One conspiracy theory that has resurfaced has it that the recordings must have been ordered by unknown political forces, either in Ukraine or Russia, so as to discredit Mr. Kuchma.

However, Mr. Melnychenko reasserted that nobody ordered him to tape the conversations. "Not a single country, special service or a physical person asked or ordered me to document Kuchma's crimes," he said.

Mr. Melnychenko also stated he has no intention of taking in parliamentary elections to the Verkhovna Rada next year. He said he has no desire to be in the Verkhovna Rada and see the face of Mr. Lytvyn or any of the other national deputies for that matter.

Mr. Melnychenko failed to win a deputy's mandate during the 2002 election campaign because the Central Election Committee denied his registration as a candidate from the Socialist Party of Ukraine.
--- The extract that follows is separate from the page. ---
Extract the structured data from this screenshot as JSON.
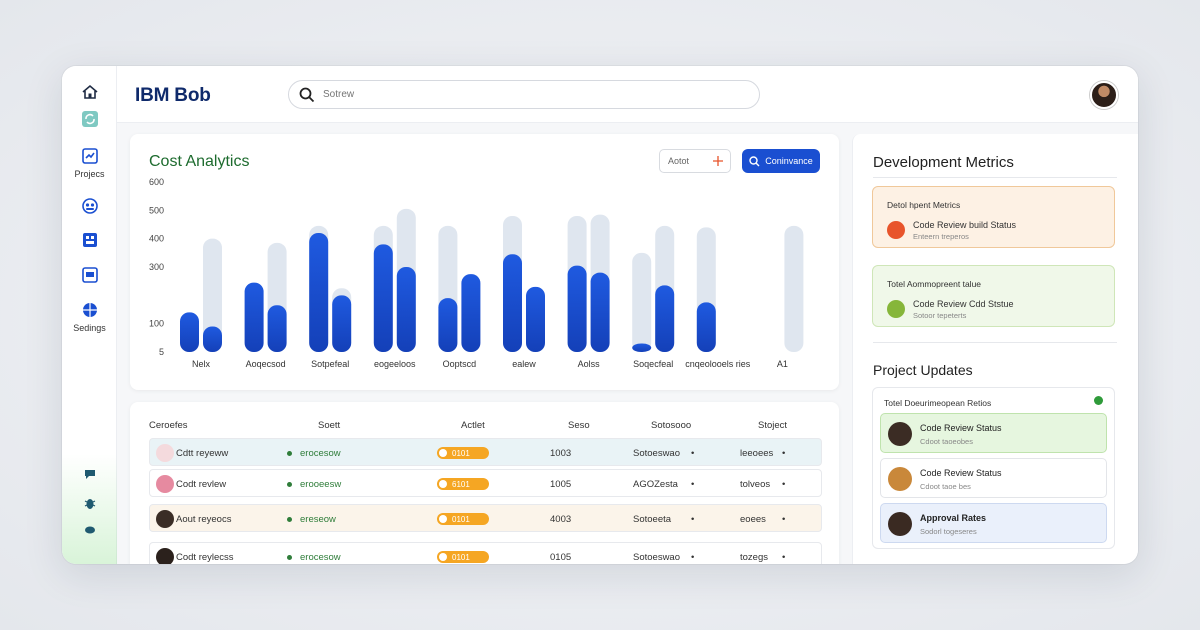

On October 19, 2004, the European Court of Human Rights ordered the Ukrainian government to give Mr. Melnychenko $5,000 in moral compensation for violation of his universal right to be elected. However, he said he refused to take the compensation.

Despite his rock-star-like arrival, Mr. Melnychenko will hardly play any significant role in the parliamentary election campaign of 2006, said Mykhailo Pohrebynskyi, chair of the Center for Political Research and Conflict Studies, which is funded by Russian banks and private Ukrainian organizations. "He considers himself a gambler on the political stage and overestimates himself," Mr. Pohrebynskyi said.

Discrediting Mr. Lytvyn, who is among those suspected of ordering the Gongadze murder, could be the real reason behind Mr. Melnychenko's return to Ukraine, Mr. Pohrebynskyi said.

Despite the fact that Mr. Melnychenko denied that he sold his tapes to anybody, Mr. Pohrebynskyi alleged he definitely sold his recordings, without mentioning to whom.

Russian billionaire Boris Berezovsky, who is exiled in London, claimed earlier this year that he had bought some of Mr. Melnychenko's recordings. "There were many Ukrainian secrets (on the tapes)," he said. "If we had a democratic state, prison would be the only future for him."

Andrii Shkil, a national deputy and close associate of Yulia Tymoshenko, escorted Mr. Melnychenko and Mr. Yeliashkevych during their flight from Moscow to Kyiv on December 1.

Mr. Shkil explained this as a personal initiative to provide security to Mr. Yeliashkevych, who didn't obtain such security from the Ukrainian government.